Mário Lange de S. Thiago
Definido que o Espiritismo propicia a aliança da filosofia e da religião, conforme averbou Allan Kardec, em seus próprios termos, conclui-se pela “distrovérsia” (neologismo necessário), podendo-se firmar-lhe na origem um aspecto religioso, na linha de pensamento interpretativo de Herculano Pires.
Entretanto, se uma definição é insuficiente para a compreensão de disciplina tão abrangente, o seu alargamento precisará firmar-se em princípios explicitadores de todas as suas nuances. Assim é que, sem o fenômeno (mediúnico) não haveria Espiritismo. Tudo o mais é decorrente desse fato, a partir dele, instituindo-se um conceito, para formular-se a teoria espírita. Então, abolido o horizonte material para o Espírito, alargou-se o campo de visão, partindo-se da ciência para a filosofia, permitindo-se ainda, à mente humana avançar um passo na escalada de compreensibilidade da causa primeira.
Vejamos, portanto, o que resultou desse diálogo com os Espíritos, entendendo-se que estes somos nós mesmos em outra dimensão. Plantava-se nova base para o autoconhecimento e o animismo, mas, antes, para o conhecimento do que está ao nosso redor, por isso que, deduzia-se sobre a existência de um fio condutor entre os planos visível e invisível, cujo nome de batismo é fluido (expressão da física contemporânea a Allan Kardec, designando forças percebidas, mas não controladas), talvez o último baluarte positivista a desvendar. Desde logo, pode-se dizer que o novo conhecimento dialógico se estendia além da mediunidade, porquanto também se revelava um novo mundo de convivências para os humanos, num continuum, em alternância palingenética. Desse somatório de informações classificadas mediante metodologias evidenciadoras brotam três princípios que resumem o aspecto científico do Espiritismo: a transcomunicabilidade, a transcontinuidade e a pluralidade de existências.
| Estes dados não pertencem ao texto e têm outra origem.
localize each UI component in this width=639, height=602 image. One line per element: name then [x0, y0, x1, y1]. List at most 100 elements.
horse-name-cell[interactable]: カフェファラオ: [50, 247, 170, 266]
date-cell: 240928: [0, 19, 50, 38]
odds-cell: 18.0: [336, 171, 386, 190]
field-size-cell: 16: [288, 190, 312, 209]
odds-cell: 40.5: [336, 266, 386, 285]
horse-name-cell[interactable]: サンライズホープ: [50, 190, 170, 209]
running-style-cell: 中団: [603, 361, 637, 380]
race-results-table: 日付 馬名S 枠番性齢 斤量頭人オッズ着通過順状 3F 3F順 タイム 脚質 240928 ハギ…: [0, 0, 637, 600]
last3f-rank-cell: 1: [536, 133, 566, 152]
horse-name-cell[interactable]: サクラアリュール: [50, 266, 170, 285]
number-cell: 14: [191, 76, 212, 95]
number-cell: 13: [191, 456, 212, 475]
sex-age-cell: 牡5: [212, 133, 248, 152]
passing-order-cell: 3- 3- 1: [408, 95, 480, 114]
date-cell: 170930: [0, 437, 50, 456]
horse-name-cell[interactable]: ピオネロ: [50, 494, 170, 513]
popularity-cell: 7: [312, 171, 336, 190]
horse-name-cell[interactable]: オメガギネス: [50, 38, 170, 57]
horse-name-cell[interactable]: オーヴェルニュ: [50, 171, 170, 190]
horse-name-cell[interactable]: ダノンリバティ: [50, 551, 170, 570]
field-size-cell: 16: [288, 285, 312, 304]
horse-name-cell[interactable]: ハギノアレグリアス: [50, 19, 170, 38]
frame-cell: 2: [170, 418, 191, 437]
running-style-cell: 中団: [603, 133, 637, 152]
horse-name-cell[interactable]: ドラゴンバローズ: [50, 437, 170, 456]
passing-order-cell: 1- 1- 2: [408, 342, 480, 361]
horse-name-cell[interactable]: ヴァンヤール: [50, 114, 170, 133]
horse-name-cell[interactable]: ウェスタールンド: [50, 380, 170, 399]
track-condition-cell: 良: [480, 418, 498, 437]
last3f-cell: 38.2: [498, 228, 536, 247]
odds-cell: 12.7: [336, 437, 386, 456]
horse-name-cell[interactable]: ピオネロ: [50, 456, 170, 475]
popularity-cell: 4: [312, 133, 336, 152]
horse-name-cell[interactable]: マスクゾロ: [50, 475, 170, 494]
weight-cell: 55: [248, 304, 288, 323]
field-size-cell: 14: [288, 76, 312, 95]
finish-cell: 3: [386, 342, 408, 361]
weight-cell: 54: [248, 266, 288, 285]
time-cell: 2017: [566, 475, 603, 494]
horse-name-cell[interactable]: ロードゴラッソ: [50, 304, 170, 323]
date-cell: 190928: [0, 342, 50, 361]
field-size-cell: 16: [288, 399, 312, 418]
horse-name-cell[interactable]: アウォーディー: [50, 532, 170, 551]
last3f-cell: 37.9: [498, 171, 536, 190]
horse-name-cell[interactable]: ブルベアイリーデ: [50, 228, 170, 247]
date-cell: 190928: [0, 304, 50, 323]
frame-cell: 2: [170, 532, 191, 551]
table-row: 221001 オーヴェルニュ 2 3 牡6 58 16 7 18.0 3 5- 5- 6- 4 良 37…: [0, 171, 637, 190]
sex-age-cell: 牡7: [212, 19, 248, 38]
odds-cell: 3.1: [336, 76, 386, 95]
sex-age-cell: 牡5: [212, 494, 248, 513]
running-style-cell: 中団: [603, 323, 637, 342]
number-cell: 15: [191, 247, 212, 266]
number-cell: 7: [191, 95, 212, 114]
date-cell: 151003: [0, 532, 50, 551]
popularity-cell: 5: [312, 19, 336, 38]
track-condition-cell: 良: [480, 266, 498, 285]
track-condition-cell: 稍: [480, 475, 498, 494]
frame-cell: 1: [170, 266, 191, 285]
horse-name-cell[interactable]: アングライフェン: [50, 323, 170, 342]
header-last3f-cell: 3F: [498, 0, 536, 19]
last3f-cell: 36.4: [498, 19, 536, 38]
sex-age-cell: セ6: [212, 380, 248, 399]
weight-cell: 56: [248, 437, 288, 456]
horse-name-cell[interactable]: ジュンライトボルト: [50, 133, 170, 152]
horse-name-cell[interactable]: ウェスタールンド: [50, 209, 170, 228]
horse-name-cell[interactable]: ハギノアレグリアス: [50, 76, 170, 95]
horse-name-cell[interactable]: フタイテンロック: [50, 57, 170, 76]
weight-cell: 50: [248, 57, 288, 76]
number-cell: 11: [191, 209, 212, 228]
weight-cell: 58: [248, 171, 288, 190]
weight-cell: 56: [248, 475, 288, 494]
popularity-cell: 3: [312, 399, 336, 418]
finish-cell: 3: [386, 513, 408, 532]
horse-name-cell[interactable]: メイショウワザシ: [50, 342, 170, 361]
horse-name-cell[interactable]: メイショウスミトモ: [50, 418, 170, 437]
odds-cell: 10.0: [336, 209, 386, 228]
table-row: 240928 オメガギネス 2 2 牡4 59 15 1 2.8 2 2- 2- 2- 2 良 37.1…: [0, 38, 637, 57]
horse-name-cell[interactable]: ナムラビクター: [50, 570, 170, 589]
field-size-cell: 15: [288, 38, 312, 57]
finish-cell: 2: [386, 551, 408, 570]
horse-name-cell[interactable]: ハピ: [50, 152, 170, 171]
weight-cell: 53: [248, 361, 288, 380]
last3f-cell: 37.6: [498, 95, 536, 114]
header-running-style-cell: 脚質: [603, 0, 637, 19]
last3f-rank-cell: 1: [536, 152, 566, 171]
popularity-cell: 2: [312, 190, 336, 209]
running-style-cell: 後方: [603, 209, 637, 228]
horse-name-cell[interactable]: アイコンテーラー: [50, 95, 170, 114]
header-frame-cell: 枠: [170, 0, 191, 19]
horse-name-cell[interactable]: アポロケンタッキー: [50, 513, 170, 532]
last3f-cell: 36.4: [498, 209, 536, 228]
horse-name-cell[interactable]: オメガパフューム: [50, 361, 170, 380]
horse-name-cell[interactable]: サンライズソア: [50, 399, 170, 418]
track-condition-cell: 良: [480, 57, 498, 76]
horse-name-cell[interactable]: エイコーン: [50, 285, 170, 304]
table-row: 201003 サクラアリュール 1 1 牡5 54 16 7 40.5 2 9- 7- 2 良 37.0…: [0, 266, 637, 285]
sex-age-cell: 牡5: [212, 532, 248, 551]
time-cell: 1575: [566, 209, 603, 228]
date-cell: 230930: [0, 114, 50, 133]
Só que as coisas não acabam aí, tendo-se provado, afinal, que já estamos vivendo a eternidade, a superação do tempo e do espaço, do relativismo.
Enganar-se-ia quem pensasse, assim, sobre a desvalia de nossa experiência existencial, que começa e acaba. De nenhum modo. Tudo se revela, por evidente, pelo despertar da consciência (onde moram as leis naturais e morais), que não é mero conhecimento reducionista, da matéria, mas que se alarga na inversão do infinito em nossa vida interior, onde está Deus, o espírito, o amor, a inteligência suprema. De onde vim, para onde vou… são perguntas de perplexidade filosófica (thauma) que já não assustam tanto, posto que a imortalidade demonstrada permite dar sentido à vida, que é movimento. Tudo pronto, agora, para o desfile do aspecto filosófico do Espiritismo, cujo denominador semântico é o princípio da mutabilidade. Percebendo-se na interexistência, redobram-se os humanos esforços para aprimorar a práxis da condução essencial da existência sequenciada, marcando posições em sucessão evolutiva: renovação mental (ou caridade). Seu principal obstáculo é o “si mesmo”, em face do qual reconhecerá o adversário a ser amado. Máxima complexidade, onde o falso não prospera, nas prestidigitações. Não haverá vencedores (humildade) nem vencidos (orgulho), só instrumentos cortantes, mas amigos provocadores do progresso.
Enfim, a última etapa principiológica leva-nos paradoxalmente ao princípio, que é o princípio espírita da divindade. Neste momento é que desponta o aspecto religioso do Espiritismo, que nos dá conta de um Deus evolutivo nas nossas consciências, um ser sem identidade dogmática, porquanto em permanente evolução cognitiva. Nosso porto seguro, para o qual aponta a filosofia espírita, considerando a escala espírita da questão 100, de O Livro dos Espíritos, não está marcado pela tranquilidade das águas, senão por uma intermitente agitação aperfeiçoadora das defesas e, em definitivo, do caráter individual, fonte imprescindível para o desenvolvimento social.